Steve maintains the Rim Worlds Concordance project which is devoted to the works of A. Bertram Chandler and his most enduring character – Commodore John Grimes of the Rim Worlds Naval Reserve. Grimes is science fiction’s original ‘Horatio Hornblower of Space’. More information about Chandler, Grimes and the Rim Worlds can be found at www.rimworlds.com.
Steve also maintains a visual index of volume 1, number 1 pulp science fiction magazines on the same website and is a devoted collector of the same.
‘I’m an ‘old’ SF fan, which you can take whichever way you like, as I love the old masters (Heinlein, Clarke, Asimov, E.F. Russell, Piper, Cordwainer Smith) and I’m well beyond the age you’re not supposed to trust anymore’.

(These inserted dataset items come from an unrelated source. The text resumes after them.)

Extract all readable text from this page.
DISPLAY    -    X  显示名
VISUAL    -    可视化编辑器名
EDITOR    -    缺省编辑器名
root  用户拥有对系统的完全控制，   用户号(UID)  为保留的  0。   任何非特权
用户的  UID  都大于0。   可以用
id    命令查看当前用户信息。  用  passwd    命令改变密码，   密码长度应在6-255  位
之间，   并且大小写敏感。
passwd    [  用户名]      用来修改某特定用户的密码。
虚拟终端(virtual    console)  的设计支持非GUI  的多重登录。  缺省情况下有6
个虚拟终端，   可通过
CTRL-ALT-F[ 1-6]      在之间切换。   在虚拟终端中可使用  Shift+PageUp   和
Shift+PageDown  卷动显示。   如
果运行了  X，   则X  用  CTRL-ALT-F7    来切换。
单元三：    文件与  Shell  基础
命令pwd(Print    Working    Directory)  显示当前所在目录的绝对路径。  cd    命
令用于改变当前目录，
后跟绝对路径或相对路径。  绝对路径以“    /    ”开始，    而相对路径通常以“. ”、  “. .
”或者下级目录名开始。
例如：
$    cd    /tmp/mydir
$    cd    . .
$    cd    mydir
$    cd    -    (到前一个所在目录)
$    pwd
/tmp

This blog is devoted to an investigation of the growing divide between ‘old’ – or ‘classic’ science fiction and the moderan literary genre that is currently sold under the same name.
Steve has also begun writing reviews for www.SFReader.com, expects to be doing the same for www.SFSignal.com, and is contributing various non-fiction pieces to various other websites, all of them concerned with science fiction of one stripe or another.

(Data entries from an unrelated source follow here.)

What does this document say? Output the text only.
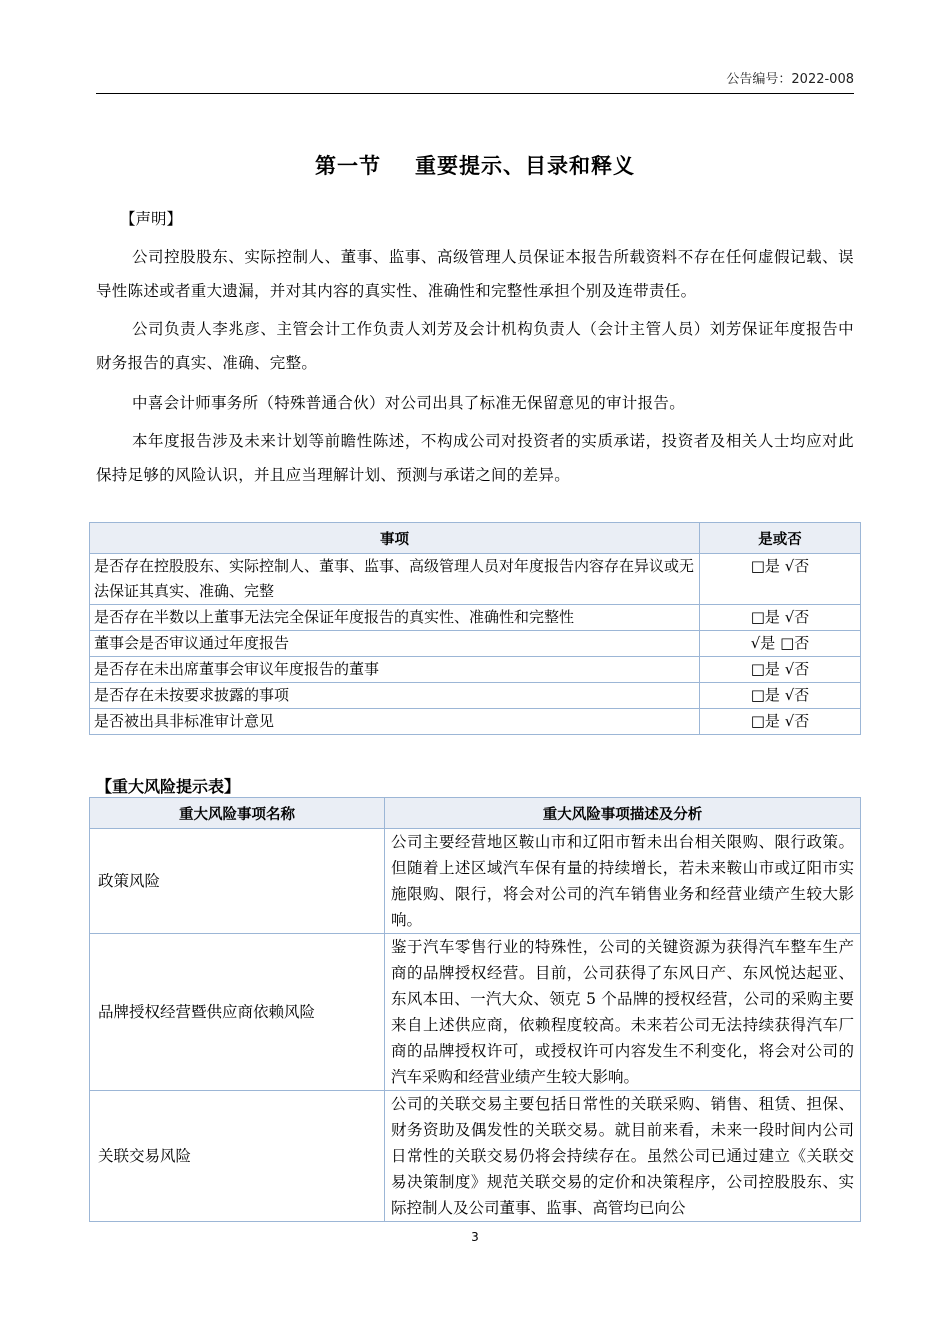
公告编号：2022-008
第一节 重要提示、目录和释义
【声明】
公司控股股东、实际控制人、董事、监事、高级管理人员保证本报告所载资料不存在任何虚假记载、误导性陈述或者重大遗漏，并对其内容的真实性、准确性和完整性承担个别及连带责任。
公司负责人李兆彦、主管会计工作负责人刘芳及会计机构负责人（会计主管人员）刘芳保证年度报告中财务报告的真实、准确、完整。
中喜会计师事务所（特殊普通合伙）对公司出具了标准无保留意见的审计报告。
本年度报告涉及未来计划等前瞻性陈述，不构成公司对投资者的实质承诺，投资者及相关人士均应对此保持足够的风险认识，并且应当理解计划、预测与承诺之间的差异。
事项	是或否
是否存在控股股东、实际控制人、董事、监事、高级管理人员对年度报告内容存在异议或无法保证其真实、准确、完整	□是 √否
是否存在半数以上董事无法完全保证年度报告的真实性、准确性和完整性	□是 √否
董事会是否审议通过年度报告	√是 □否
是否存在未出席董事会审议年度报告的董事	□是 √否
是否存在未按要求披露的事项	□是 √否
是否被出具非标准审计意见	□是 √否
【重大风险提示表】
重大风险事项名称	重大风险事项描述及分析
政策风险	公司主要经营地区鞍山市和辽阳市暂未出台相关限购、限行政策。但随着上述区域汽车保有量的持续增长，若未来鞍山市或辽阳市实施限购、限行，将会对公司的汽车销售业务和经营业绩产生较大影响。
品牌授权经营暨供应商依赖风险	鉴于汽车零售行业的特殊性，公司的关键资源为获得汽车整车生产商的品牌授权经营。目前，公司获得了东风日产、东风悦达起亚、东风本田、一汽大众、领克 5 个品牌的授权经营，公司的采购主要来自上述供应商，依赖程度较高。未来若公司无法持续获得汽车厂商的品牌授权许可，或授权许可内容发生不利变化，将会对公司的汽车采购和经营业绩产生较大影响。
关联交易风险	公司的关联交易主要包括日常性的关联采购、销售、租赁、担保、财务资助及偶发性的关联交易。就目前来看，未来一段时间内公司日常性的关联交易仍将会持续存在。虽然公司已通过建立《关联交易决策制度》规范关联交易的定价和决策程序，公司控股股东、实际控制人及公司董事、监事、高管均已向公
3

Early in 2008 he became completely disappointed with the SciFi Channel and created The Classic Science Fiction Channel website that gathers links to public domain radio, television, film and literary properties.

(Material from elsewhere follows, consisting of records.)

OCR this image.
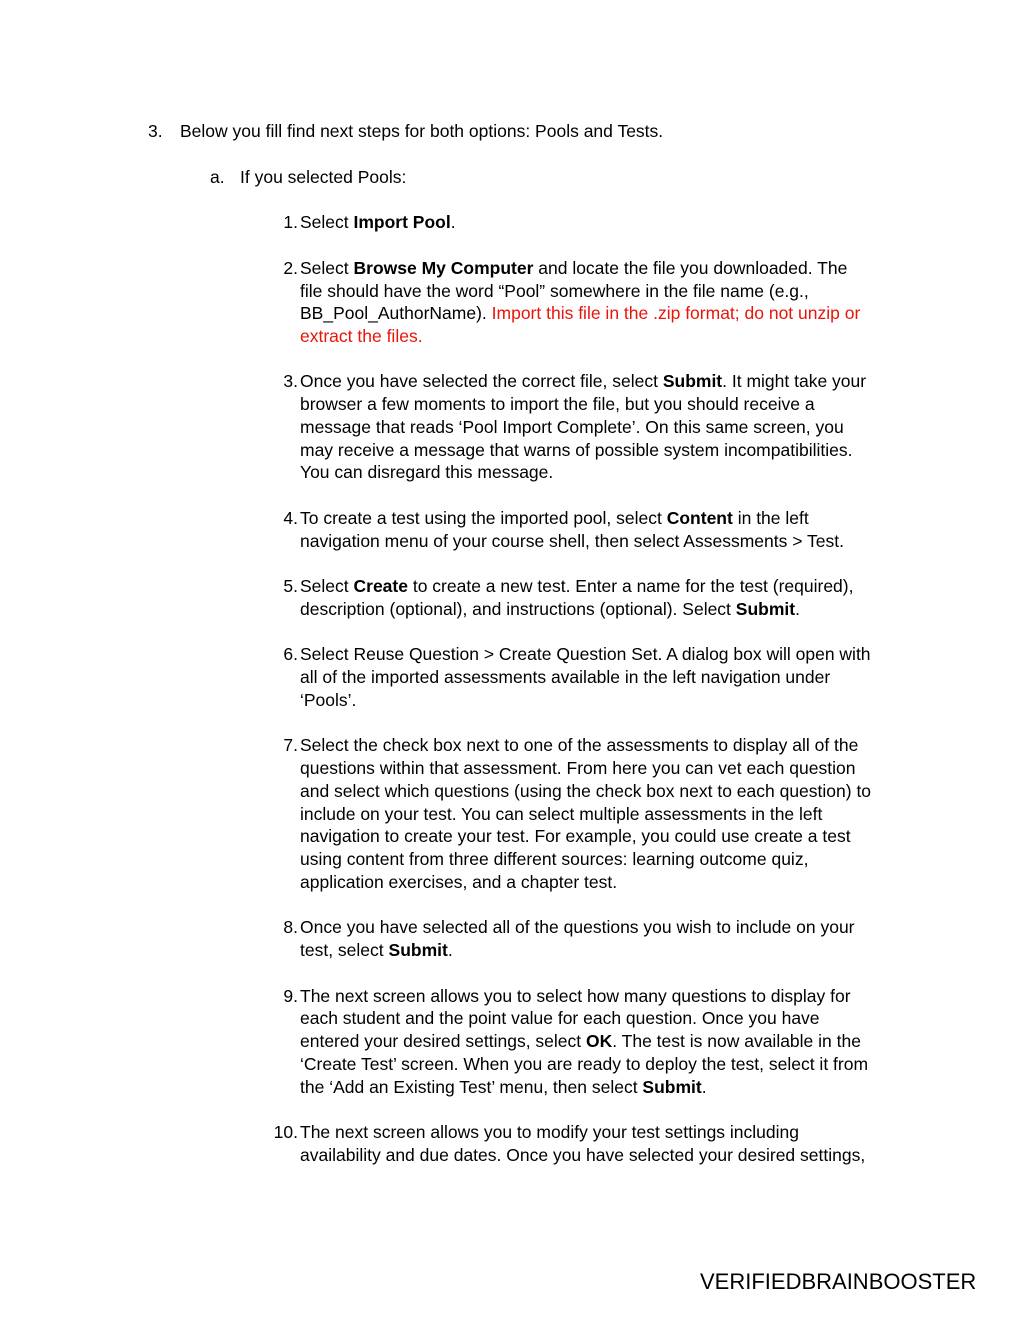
3. Below you fill find next steps for both options: Pools and Tests.
a. If you selected Pools:
1. Select Import Pool.
2. Select Browse My Computer and locate the file you downloaded. The
file should have the word “Pool” somewhere in the file name (e.g.,
BB_Pool_AuthorName). Import this file in the .zip format; do not unzip or
extract the files.
3. Once you have selected the correct file, select Submit. It might take your
browser a few moments to import the file, but you should receive a
message that reads ‘Pool Import Complete’. On this same screen, you
may receive a message that warns of possible system incompatibilities.
You can disregard this message.
4. To create a test using the imported pool, select Content in the left
navigation menu of your course shell, then select Assessments > Test.
5. Select Create to create a new test. Enter a name for the test (required),
description (optional), and instructions (optional). Select Submit.
6. Select Reuse Question > Create Question Set. A dialog box will open with
all of the imported assessments available in the left navigation under
‘Pools’.
7. Select the check box next to one of the assessments to display all of the
questions within that assessment. From here you can vet each question
and select which questions (using the check box next to each question) to
include on your test. You can select multiple assessments in the left
navigation to create your test. For example, you could use create a test
using content from three different sources: learning outcome quiz,
application exercises, and a chapter test.
8. Once you have selected all of the questions you wish to include on your
test, select Submit.
9. The next screen allows you to select how many questions to display for
each student and the point value for each question. Once you have
entered your desired settings, select OK. The test is now available in the
‘Create Test’ screen. When you are ready to deploy the test, select it from
the ‘Add an Existing Test’ menu, then select Submit.
10. The next screen allows you to modify your test settings including
availability and due dates. Once you have selected your desired settings,
VERIFIEDBRAINBOOSTER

Steve had a successful non-fiction writing career – writing articles and books dealing primarily with the paintball industry (Four books and several hundred articles including editorializing, product reviews, sports reporting, educational and more) – which he has since given up in favor of blogging and fiction. (Leaving the paintball industry after 25 years.) One final book on this subjected is scheduled to be released in early 2009 (A Parent’s Guide To Paintball).
Current work on fiction includes several completed novellettes/novellas curently in submission hell and various chapters of three novels. Freely distributed current work – including several chapters of a science fiction/paintball novel and a pulp/comic book/fairy tale mashup can be found on his website.
Like the blog! I’ve posted a link to it on my blog. 🙂
As for your favorite authors, I must admit, to my shame, that I’ve only ever read Asimov. 😦 Even then I only really liked his short stories and not his novels. Sadly, the only sci-fi I tend to be into these days is Doctor Who and Battlestar Galactica, though I’ve still a weakness for Star Trek and Star Wars. I just find that most other sci-fi tends to really annoy me, especially almost anything broadcast on the Sci-Fi Channel. You know, their one-word-title movies about the monster-of-the-week devouring a small town or whatever. Awful.
Oh, and at first I read Cordwainer Smith as Cordwainer Bird and was about to make a smart-ass reply about how Bird’s writing puts me too much in mind of Harlan Ellison’s. 😉
Tried to email you, got rejected. Anyway, just wanted to do some shameless self-promotion. Cheers.
Does anyone happen to recall the 1950’s short story about a man who had the nevous system of a bat. If I recall it was done surgically to him. He was in a boxing ring and was eluding his boxing challenger with ease…at least that’s in part of the story.